Biz hürriyeti devlet merkezli olarak algılıyoruz. Onun içinde Kürt kökenli vatandaşlarımız öncelikli olarak özgürlüklerini kısıtlayan aşiretler yerine uzak hedef olan devletle mücadele ediyor. Hürriyet devlet merkezli değil “insan merkezli” varoluş süreci olarak algılanmalıdır. Özgürlük aslında insanın kendine mahkûm olmadığını kavramaya başlamasıdır. Şöyle ki bir insan Amerika’da doğsa başka, Afrika’da doğsa başka dünyanın başka yerlerinde doğsa başka kimlik kazanacaktı. Bu binlerce kimlik içinde birini tercih etmesi ise bin de bir ihtimaldir. O nedenle kendini kendine mahkûm hisseden insan kendisine istibdat uyguluyor demektir. Bu nedenle de artık özgürlüklerle ilgili sorularımızı siyasî yapılar üzerinden değil ontolojik zeminlerden sormamız icap eder. Demokrasiyi de siyasî sorular üzerinden anlamaya çalışıyoruz, fakat insan özgür olmadıktan sonra seçme ve seçilme hakkının ne önemi var!

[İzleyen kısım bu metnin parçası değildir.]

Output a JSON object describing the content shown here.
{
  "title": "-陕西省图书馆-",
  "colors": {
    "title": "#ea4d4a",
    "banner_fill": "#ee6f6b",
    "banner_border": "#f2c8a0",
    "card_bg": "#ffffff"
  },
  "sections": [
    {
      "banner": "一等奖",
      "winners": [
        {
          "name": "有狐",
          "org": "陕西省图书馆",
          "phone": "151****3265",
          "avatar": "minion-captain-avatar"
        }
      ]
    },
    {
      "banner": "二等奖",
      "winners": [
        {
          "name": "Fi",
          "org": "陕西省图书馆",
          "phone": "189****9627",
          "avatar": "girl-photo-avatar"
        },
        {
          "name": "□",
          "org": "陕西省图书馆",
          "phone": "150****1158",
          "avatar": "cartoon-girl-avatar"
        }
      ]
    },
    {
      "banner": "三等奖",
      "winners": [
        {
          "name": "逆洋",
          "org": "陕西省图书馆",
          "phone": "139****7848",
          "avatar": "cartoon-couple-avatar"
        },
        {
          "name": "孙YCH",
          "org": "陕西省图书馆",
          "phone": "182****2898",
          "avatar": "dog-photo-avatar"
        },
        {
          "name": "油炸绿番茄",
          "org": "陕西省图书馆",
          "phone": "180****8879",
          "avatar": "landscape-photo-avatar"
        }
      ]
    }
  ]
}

Artık insanlık sanayi dönemini terk ediyor ve üretimini beyin gücüyle yapmaya başlıyor. Beyin gücü ise insanı emeğin ötesine taşıyor. Bu açıdan baktığımızda siyasî analizler de artık siyasî yapılar değil, insan üzerinden yapılacak diyorsunuz?
Demokrasinin de parametreleri değişmeye başlayacak. Demokrasi halkın kendi kendini yönetmesidir. Bugün halkın özyönetimi için kullandığı araçlar da özyönetimi engelleyen şeyler de değişiyor. O zaman 20. yüzyılın bakış açısıyla demokrasiyi tarif etmek anakronizmdir. Bu I. Dünya Savaşı hakkında strateji hazırlamak kadar anakroniktir. Zamanın ruhunu okuyarak yeni sorular sorulması gerekir.

Türkiye’de devletle-halk arasındaki gerilimin sebebi neydi?

Devletin kendine göre bir projesi vardı. Bu proje yürütülürse ülkede kalkınma olacak ve medenî dünyada temsil hakkı kazanılacaktı. Hatta bu yolu izleyen devletler uzaya çıkmıştı. Devlet katında böyle tarif edilen proje halk katında bir despotizm olarak algılandı. Çünkü insanların kültürlerinden, geleneklerinden, dinlerinden ayrılmaları isteniyordu. Devlet bu projeye direnenlere “gerici” adını koydu. Bu sorunu siyasal düzeyde tartıştığınızda ise projenin sahipleri açısından “Devlet bu topluma emanet edilemez” toplum açısındansa “Bu devlete güvenilmez” sonucu doğuyordu. Ancak bu iki yapının aynı ülkede yaşaması gerekiyordu. Bir müddet sonra bu görüş farklılığı bilek güreşine dönmeye başladı.

Sizce bu güreşin sonucu ne oldu?

Toplum kendisi için hayat alanları “İç toplum”u oluşturdu. Türkiye’de toplumun devlet karşısında geliştirdiği strateji telefonun icadı kadar muhteşem bir şeydir. İnsanlar, devletin ideolojik aygıtı olan resmî eğitime yani tevhid-i tedrisata karşı gelmediler. Hatta okumak istediklerini söylediler ve üniversitelere kadar gittiler. Ancak bunu yaparken de kendi informal okumalarını yaptı. Risâle-i Nur okumaları böyledir. Bunu o kadar güçlü bir şekilde yaptılar ki yeni bir dünya görüşü inşa etmeye başladılar; hem devlete karşı değil, hem de devletle beraber değil. İşte alternatif toplumun tohumları informal alanda atıldı.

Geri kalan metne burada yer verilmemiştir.